3 min read Last Updated : Dec 10 2023 | 9:49 PM IST
The last policy review of 2023 by the Reserve Bank of India’s Monetary Policy Committee (MPC) was widely expected to leave the policy rate and stance unchanged. The committee rightly decided not to surprise the markets on Friday and ended the year on a satisfactory note. In fact, the year turned out to be much better than expected. It started with heightened levels of uncertainty, with very high inflation rates in advanced economies and central banks struggling to cope with them. It was not clear for how long inflation rates in some of the advanced economies would remain elevated and how markets would react to sustained policy tightening by large central banks. It is worth noting that the world had witnessed significant financial and currency-market volatility as a result of policy tightening by large central banks, particularly the Federal Reserve, in 2022. As 2023 is coming to an end, inflation rates in advanced economies, though above target, have moderated considerably. Although the Fed has indicated that the policy interest rate will remain higher for longer, financial conditions have eased considerably.
Growth outcomes have also been better than expected. The US, for example, has evaded the much-anticipated recession thus far, while India has grown at rates above expectations. Thus, the financial markets on Friday were more interested in the MPC’s revised growth projection. The gross domestic product numbers for the second quarter this financial year, released recently, showed the economy expanded 7.6 per cent, taking the growth rate in the first half of the financial year to 7.7 per cent. Accordingly, the MPC revised its growth projection for the year to 7 per cent. The committee expects the economy to expand 6.5 per cent and 6 per cent in the third and fourth quarters, respectively. It also expects the growth rate to remain above 6.5 per cent in the first half of 2024-25. Maintaining growth at around 6.5 per cent over the next one year would be commendable.

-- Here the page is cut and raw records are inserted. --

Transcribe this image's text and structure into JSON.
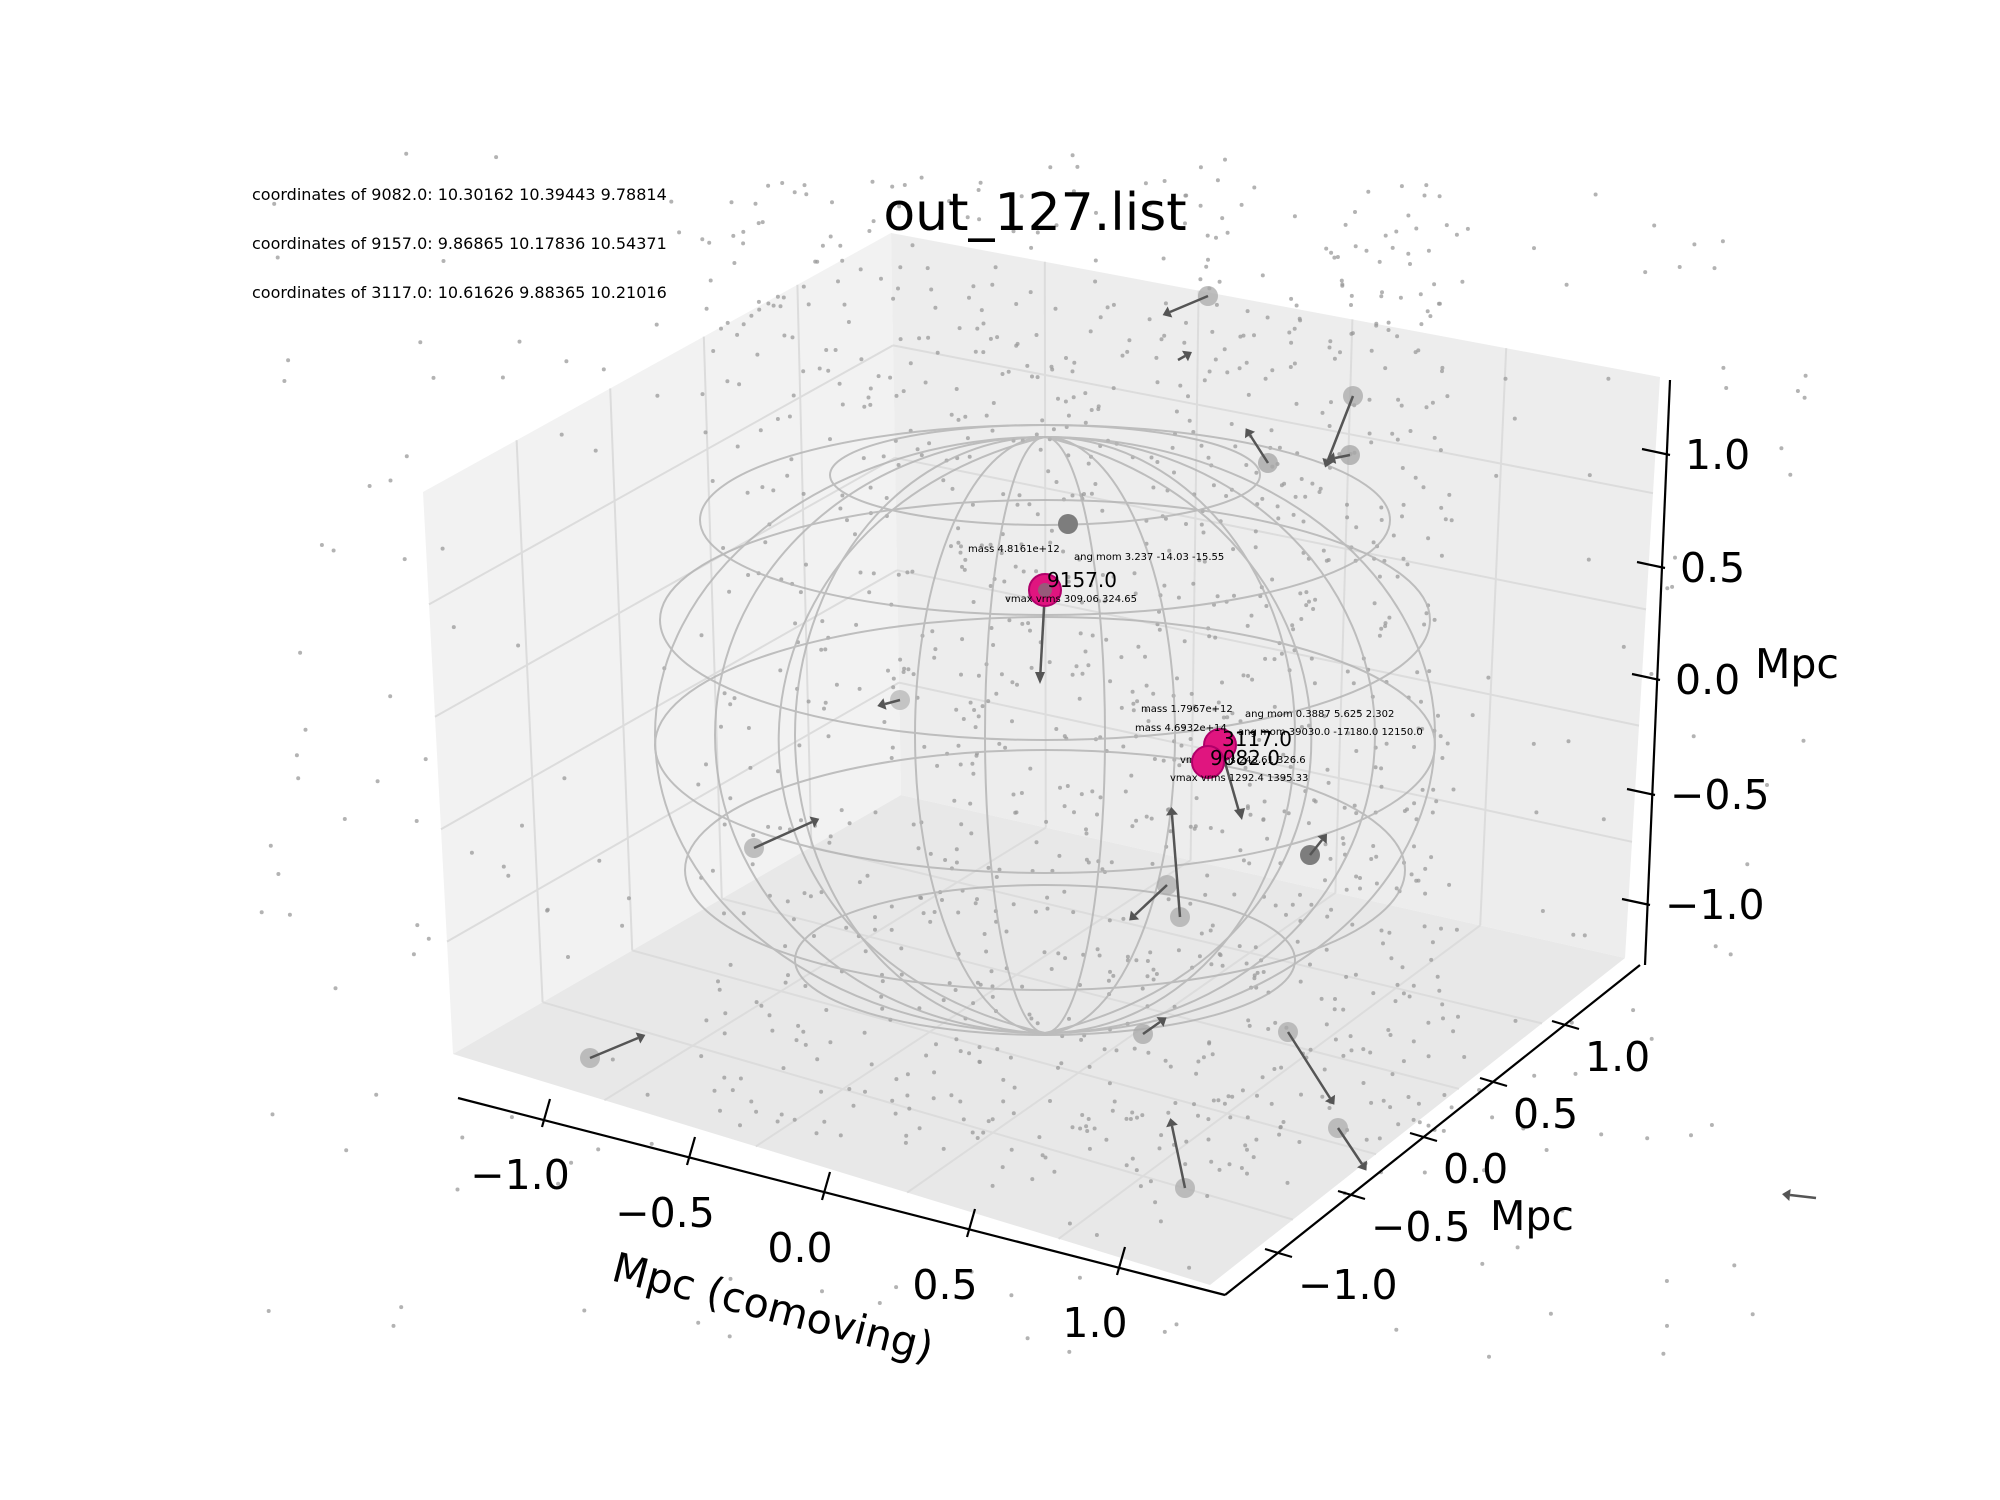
{
  "chart_data": {
    "type": "scatter",
    "projection": "3d",
    "title": "out_127.list",
    "xlabel": "Mpc (comoving)",
    "ylabel": "Mpc",
    "zlabel": "Mpc",
    "xlim": [
      -1.25,
      1.25
    ],
    "ylim": [
      -1.25,
      1.25
    ],
    "zlim": [
      -1.25,
      1.25
    ],
    "x_ticks": [
      "−1.0",
      "−0.5",
      "0.0",
      "0.5",
      "1.0"
    ],
    "y_ticks": [
      "−1.0",
      "−0.5",
      "0.0",
      "0.5",
      "1.0"
    ],
    "z_ticks": [
      "−1.0",
      "−0.5",
      "0.0",
      "0.5",
      "1.0"
    ],
    "grid": true,
    "info_lines": [
      "coordinates of 9082.0: 10.30162 10.39443 9.78814",
      "coordinates of 9157.0: 9.86865 10.17836 10.54371",
      "coordinates of 3117.0: 10.61626 9.88365 10.21016"
    ],
    "highlighted_halos": [
      {
        "id": "9157.0",
        "mass": "mass 4.8161e+12",
        "ang_mom": "ang mom 3.237 -14.03 -15.55",
        "vmax_vrms": "vmax vrms 309.06 324.65",
        "color": "#e0157f"
      },
      {
        "id": "3117.0",
        "mass": "mass 1.7967e+12",
        "ang_mom": "ang mom 0.3887 5.625 2.302",
        "vmax_vrms": "vmax vrms 243.61 326.6",
        "color": "#e0157f"
      },
      {
        "id": "9082.0",
        "mass": "mass 4.6932e+14",
        "ang_mom": "ang mom 39030.0 -17180.0 12150.0",
        "vmax_vrms": "vmax vrms 1292.4 1395.33",
        "color": "#e0157f"
      }
    ],
    "colors": {
      "highlight": "#e0157f",
      "particles": "#9a9a9a",
      "neighbor_halos": "#a8a8a8",
      "arrows": "#555555",
      "sphere_wireframe": "#b5b5b5",
      "pane": "#f2f2f2",
      "grid": "#dddddd"
    }
  }
}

On the inflation front, the MPC expects the inflation rate to average 5.4 per cent this financial year. While the rate will remain significantly above target in the current year, the committee expects it to come down to 4 per cent in the second quarter of 2024-25 before moving up to 4.7 per cent in the third quarter. With inflation rates moderating globally, and a comfortable level of core inflation, it’s the increase in food prices that would pose a challenge. The headline inflation rate, for instance, is expected to increase in November and December, largely because of higher vegetable prices. While the MPC will sit out the spike, which is a sensible thing to do because spikes in vegetable prices tend to be short-lived, it is the cereal prices that will need to be carefully watched.
The government has restricted exports of several items, which has helped contain inflation, but lower production due to weather-related issues could keep prices elevated. Overall, while global factors, such as geopolitical tensions, will continue to pose risks to the Indian economy and global growth is likely to remain below trend in the medium term, risks from financial markets have eased considerably. In fact, the outlook for the next few quarters looks better than it has been over the past several years. Domestic outcomes would also be influenced by policy changes, both before and after the 2024 Lok Sabha elections.